之 as subtitle divider
When 之 is used as a subtitle divider, it is romanised as a colon (':'), but when it is used as a possessive, it has to be romanised as zhī.
Loanword Rule
- When a Chinese title clearly uses a loanword and there is a common real-world/English term, prefer the real-world term in the romanisation or as the visible English phrase.
Example: if the title references a specific English concept such as "Rhythm Game," present that term visibly while also keeping pinyin for the native characters.
- Maintain the original Chinese title in the native field.
Names & capitalization
- Follow Chinese name order (surname first) for metadata unless an established English name exists. In that case, include the common English form as an alternative display title.
- Capitalize main content words in display pinyin; keep small grammatical particles lowercased.
Numbers, dates, counters
- Use Arabic numerals for clarity and sorting: 第四部 → Di 4-bù (display may include tone marks where useful).
- Hyphens for counters are acceptable to align with cross-language conventions: Di 3-bù: ....
Quotation & punctuation
- Decorative Chinese quotation marks in the native title are retained in the native field.

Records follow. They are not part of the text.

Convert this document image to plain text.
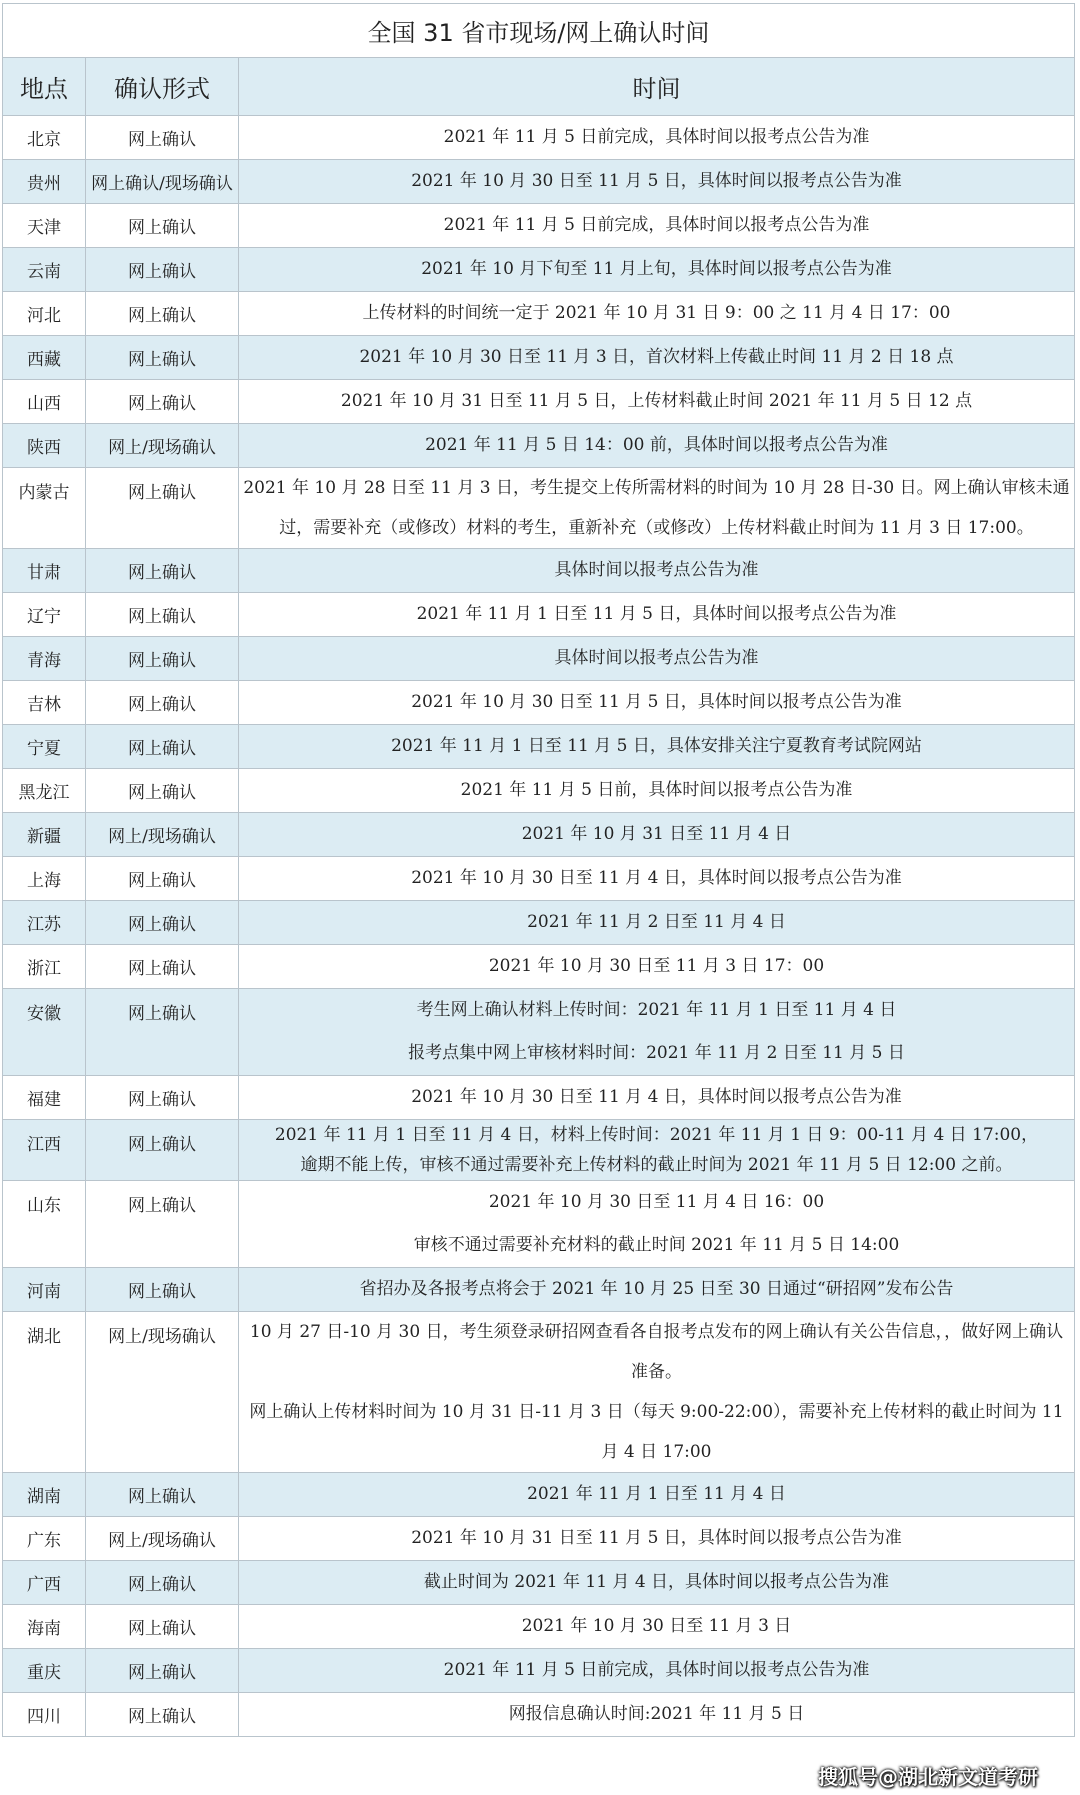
全国 31 省市现场/网上确认时间		
地点	确认形式	时间
北京	网上确认	2021 年 11 月 5 日前完成，具体时间以报考点公告为准

贵州	网上确认/现场确认	2021 年 10 月 30 日至 11 月 5 日，具体时间以报考点公告为准

天津	网上确认	2021 年 11 月 5 日前完成，具体时间以报考点公告为准

云南	网上确认	2021 年 10 月下旬至 11 月上旬，具体时间以报考点公告为准

河北	网上确认	上传材料的时间统一定于 2021 年 10 月 31 日 9：00 之 11 月 4 日 17：00

西藏	网上确认	2021 年 10 月 30 日至 11 月 3 日，首次材料上传截止时间 11 月 2 日 18 点

山西	网上确认	2021 年 10 月 31 日至 11 月 5 日，上传材料截止时间 2021 年 11 月 5 日 12 点

陕西	网上/现场确认	2021 年 11 月 5 日 14：00 前，具体时间以报考点公告为准

内蒙古	网上确认	2021 年 10 月 28 日至 11 月 3 日，考生提交上传所需材料的时间为 10 月 28 日-30 日。网上确认审核未通过，需要补充（或修改）材料的考生，重新补充（或修改）上传材料截止时间为 11 月 3 日 17:00。

甘肃	网上确认	具体时间以报考点公告为准

辽宁	网上确认	2021 年 11 月 1 日至 11 月 5 日，具体时间以报考点公告为准

青海	网上确认	具体时间以报考点公告为准

吉林	网上确认	2021 年 10 月 30 日至 11 月 5 日，具体时间以报考点公告为准

宁夏	网上确认	2021 年 11 月 1 日至 11 月 5 日，具体安排关注宁夏教育考试院网站

黑龙江	网上确认	2021 年 11 月 5 日前，具体时间以报考点公告为准

新疆	网上/现场确认	2021 年 10 月 31 日至 11 月 4 日

上海	网上确认	2021 年 10 月 30 日至 11 月 4 日，具体时间以报考点公告为准

江苏	网上确认	2021 年 11 月 2 日至 11 月 4 日

浙江	网上确认	2021 年 10 月 30 日至 11 月 3 日 17：00

安徽	网上确认	考生网上确认材料上传时间：2021 年 11 月 1 日至 11 月 4 日
报考点集中网上审核材料时间：2021 年 11 月 2 日至 11 月 5 日

福建	网上确认	2021 年 10 月 30 日至 11 月 4 日，具体时间以报考点公告为准

江西	网上确认	2021 年 11 月 1 日至 11 月 4 日，材料上传时间：2021 年 11 月 1 日 9：00-11 月 4 日 17:00，
逾期不能上传，审核不通过需要补充上传材料的截止时间为 2021 年 11 月 5 日 12:00 之前。

山东	网上确认	2021 年 10 月 30 日至 11 月 4 日 16：00
审核不通过需要补充材料的截止时间 2021 年 11 月 5 日 14:00

河南	网上确认	省招办及各报考点将会于 2021 年 10 月 25 日至 30 日通过“研招网”发布公告

湖北	网上/现场确认	10 月 27 日-10 月 30 日，考生须登录研招网查看各自报考点发布的网上确认有关公告信息，，做好网上确认准备。
网上确认上传材料时间为 10 月 31 日-11 月 3 日（每天 9:00-22:00），需要补充上传材料的截止时间为 11 月 4 日 17:00

湖南	网上确认	2021 年 11 月 1 日至 11 月 4 日

广东	网上/现场确认	2021 年 10 月 31 日至 11 月 5 日，具体时间以报考点公告为准

广西	网上确认	截止时间为 2021 年 11 月 4 日，具体时间以报考点公告为准

海南	网上确认	2021 年 10 月 30 日至 11 月 3 日

重庆	网上确认	2021 年 11 月 5 日前完成，具体时间以报考点公告为准

四川	网上确认	网报信息确认时间:2021 年 11 月 5 日
搜狐号@湖北新文道考研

For pinyin display, use standard ASCII quotes.
- Use apostrophes in pinyin display where they clarify syllable boundaries (e.g., Xī'ān).
Examples
- Native: 鹤报刀法,我一刀一个
Romanization: Hébào Dāofǎ, Wǒ Yì Dāo Yí Gè
- Native: 西安事变
Romanization: Xī'ān Shìbiàn
- Native: 女
Romanization: nǚ
Notes for editors
- Do not adopt publisher romanisation as the default; publishers often use inconsistent romanisations.